Healthcare reform promises access to care. There are nearly 43,000 people without insurance in our own Mercer County. Under healthcare reform, nearly 1 million New Jerseyans will now benefit from insurance coverage. The basic right of healthcare is now within their grasp.
However, the Supreme Court decision left a piece of access to care unresolved. While the law expanded Medicaid eligibility by requiring states to cover more of our poorest citizens, the Court objected to the penalty put in place against states that do not provide for this expansion. Thus we do not know if New Jersey will avail itself of this optional Medicaid expansion.
Let’s remember: the promise of healthcare reform is just that. Despite the government’s best efforts, there are many unknowns. What kind of coverage will be provided by these new insurance plans? What will be done to address the primary care physician shortage? How much reduction in payments can hospitals and providers withstand? And what solutions can be found to medical liability and the staggering costs of malpractice insurance?

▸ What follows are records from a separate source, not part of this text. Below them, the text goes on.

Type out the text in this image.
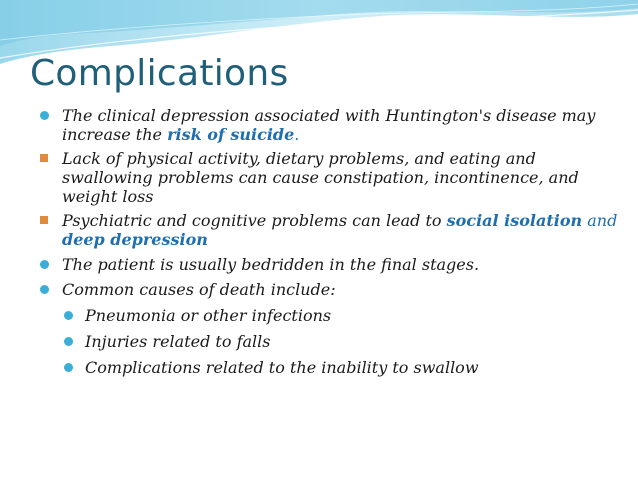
Complications
The clinical depression associated with Huntington's disease may increase the risk of suicide.
Lack of physical activity, dietary problems, and eating and swallowing problems can cause constipation, incontinence, and weight loss
Psychiatric and cognitive problems can lead to social isolation and deep depression
The patient is usually bedridden in the final stages.
Common causes of death include:
Pneumonia or other infections
Injuries related to falls
Complications related to the inability to swallow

Here in New Jersey, we need our Legislature and Governor to act on Medicaid expansion, medical liability reform and the creation of state-based health insurance exchanges that will provide our uninsured patients with more insurance options. Some bipartisan compromise in the Statehouse will go a long way.
Our elected officials should take full advantage of the matching dollars the federal government has offered to expand Medicaid to include adults between 100 and 133 percent of poverty, as it already includes parents with children at this low-income level. This group of adults is small, yet their health needs are great and the costs they can run up by not having access to Medicaid coverage are significant.

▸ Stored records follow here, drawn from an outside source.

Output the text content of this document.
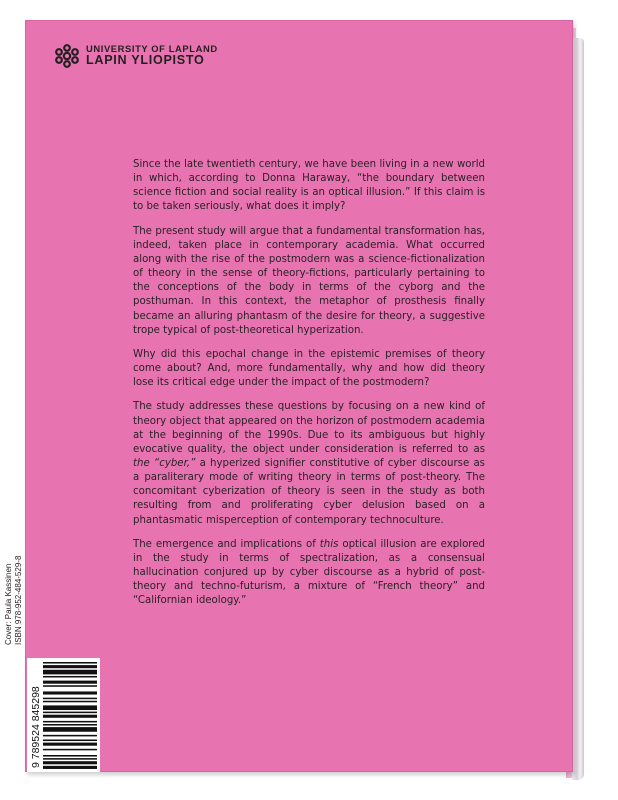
UNIVERSITY OF LAPLAND
LAPIN YLIOPISTO

Since the late twentieth century, we have been living in a new world in which, according to Donna Haraway, “the boundary between science fiction and social reality is an optical illusion.” If this claim is to be taken seriously, what does it imply?

The present study will argue that a fundamental transformation has, indeed, taken place in contemporary academia. What occurred along with the rise of the postmodern was a science-fictionalization of theory in the sense of theory-fictions, particularly pertaining to the conceptions of the body in terms of the cyborg and the posthuman. In this context, the metaphor of prosthesis finally became an alluring phantasm of the desire for theory, a suggestive trope typical of post-theoretical hyperization.

Why did this epochal change in the epistemic premises of theory come about? And, more fundamentally, why and how did theory lose its critical edge under the impact of the postmodern?

The study addresses these questions by focusing on a new kind of theory object that appeared on the horizon of postmodern academia at the beginning of the 1990s. Due to its ambiguous but highly evocative quality, the object under consideration is referred to as the “cyber,” a hyperized signifier constitutive of cyber discourse as a paraliterary mode of writing theory in terms of post-theory. The concomitant cyberization of theory is seen in the study as both resulting from and proliferating cyber delusion based on a phantasmatic misperception of contemporary technoculture.

The emergence and implications of this optical illusion are explored in the study in terms of spectralization, as a consensual hallucination conjured up by cyber discourse as a hybrid of post-theory and techno-futurism, a mixture of “French theory” and “Californian ideology.”

Cover: Paula Kassinen ISBN 978-952-484-529-8
9 789524 845298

Further, legislators can no longer afford to ignore the high costs lawsuits add to the price of providing medical care in New Jersey. They should work with the governor to implement Tort Reform.
Meanwhile, the governor should not reject the Legislature’s effort to implement New Jersey’s health insurance exchanges. The governor previously vetoed legislation creating these insurance plans partially due to an unsettled Supreme Court case. Now that it is settled law, let’s get this done.
The rules are changing – that much I know. I also know Robert Wood Johnson University Hospital Hamilton is in strong health for the foreseeable future thanks to valuable investments in our people and infrastructure. I am glad to see that work can continue uninterrupted.
The lengthy legal challenges have not slowed the clock. For those who have not acted, the time to fulfill the promise is now.
Anthony “Skip” Cimino is president and chief executive officer of Robert Wood Johnson University Hospital Hamilton. He previously represented the 14th legislative district in the New Jersey General Assembly.